Água para colher Futuro
O documento “Água para colher Futuro: 20 anos do programa cisternas”, publicado recentemente pelo Governo Federal, analisa, como o próprio título já sugere, o impacto dos 20 anos Programa de Cisternas no semiárido brasileiro. Não apenas celebra conquistas, mas também olha para as fragilidades internas e se propõe a ser um guia para o futuro. A meta anterior de um milhão de cisternas já foi atingida no Semiárido, mas ainda há famílias em situação de insegurança hídrica na região. E nessa direção, há três grandes desafios: recuperar mais de duas mil cisternas antigas, investir na construção de mais de 200 mil novas cisternas e expandir o programa para a Amazônia, num investimento total de 1,7 bilhões de reais. As cisternas, na leitura do Governo, já são cases de sucesso: contribuíram para a redução de doenças de veiculação hídrica, melhorou a qualidade de vida das comunidades em situação de escassez de água e empoderou as mulheres, que historicamente sempre foram as mais sobrecarregadas com a tarefa de buscar água.

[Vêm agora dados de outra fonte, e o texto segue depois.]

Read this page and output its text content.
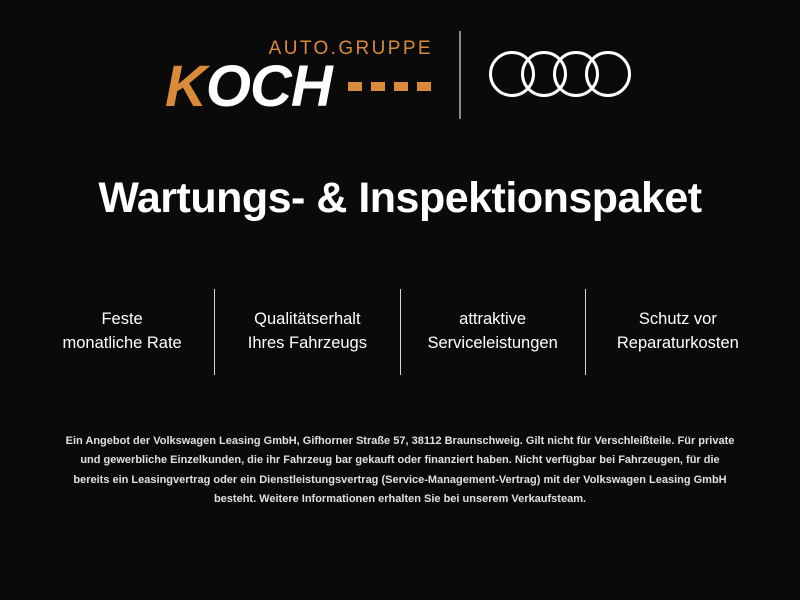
AUTO.GRUPPE
KOCH
Wartungs- & Inspektionspaket
Feste
monatliche Rate
Qualitätserhalt
Ihres Fahrzeugs
attraktive
Serviceleistungen
Schutz vor
Reparaturkosten
Ein Angebot der Volkswagen Leasing GmbH, Gifhorner Straße 57, 38112 Braunschweig. Gilt nicht für Verschleißteile. Für private und gewerbliche Einzelkunden, die ihr Fahrzeug bar gekauft oder finanziert haben. Nicht verfügbar bei Fahrzeugen, für die bereits ein Leasingvertrag oder ein Dienstleistungsvertrag (Service-Management-Vertrag) mit der Volkswagen Leasing GmbH besteht. Weitere Informationen erhalten Sie bei unserem Verkaufsteam.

Outro ponto que chama atenção é a leitura da atuação das cisternas como uma estratégia de adaptação e mitigação dos efeitos das mudanças climáticas: ao coletar e armazenar água da chuva, combinando saberes tradicionais com tecnologia social, as cisternas contribuem para o enfretamento de longos períodos de estiagem, reduzindo riscos socioambientais e oferecendo alternativas sustentáveis e resilientes em cenário de crescentes eventos climáticos extremos. O texto, embora de natureza governamental, não se esquiva de apontar fraquezas, como a falta de manutenção e de capacitação adequada das comunidades para a gestão das cisternas; coloca em discussão a dependência de políticas públicas e de financiamentos externos, que podem ser instáveis e comprometer a continuidade do programa a longo prazo; deixa claro que a água para consumo humano é fundamental, mas é preciso investir em tecnologias de acesso à água para produção de alimentos, como as cisternas calçadão, que possibilitam o desenvolvimento da agricultura familiar e a segurança alimentar; e inova ao propor a integração das cisternas com outras políticas de desenvolvimento rural e segurança alimentar, o fortalecimento a participação comunitária e a gestão social da água, garantindo que as comunidades sejam protagonistas na solução de seus próprios problemas.
Por outro lado, uma leitura crítica e estratégica do documento evidencia pelo menos cinco grandes lições das cisternas: (1) Tecnologia Social é uma ferramenta poderosa – a cisterna não é apenas um reservatório, mas uma ferramenta de autonomia e dignidade. A eficácia de uma política pública não depende de soluções complexas ou caras, mas da sua adequação ao contexto social e ambiental; (2) Participação popular é fundamental – o envolvimento das famílias no processo de construção, gestão e manutenção garante o senso de pertencimento e a sustentabilidade da iniciativa a longo prazo; (3) Articulação entre Estado e Sociedade Civil é crucial – A parceria entre o governo, as ONGs e a sociedade civil organizada, em especial a Articulação no Semiárido Brasileiro (ASA), foi um dos pilares do sucesso do programa; (4) Capacitação e educação para a autonomia – o programa não se limitou a entregar cisternas; investiu em capacitação técnica e educação para a gestão da água; e (5) Adaptação local como estratégia de mitigação de crises – prova que políticas públicas que partem do reconhecimento das vulnerabilidades locais e oferecem soluções adaptadas, são mais eficazes e resilientes. Fiquemos com mais uma lição do texto: A água é muito mais do que um recurso essencial para a sobrevivência; ela é um direito previsto na Constituição Federal e um pilar fundamental para a promoção da segurança alimentar e nutricional.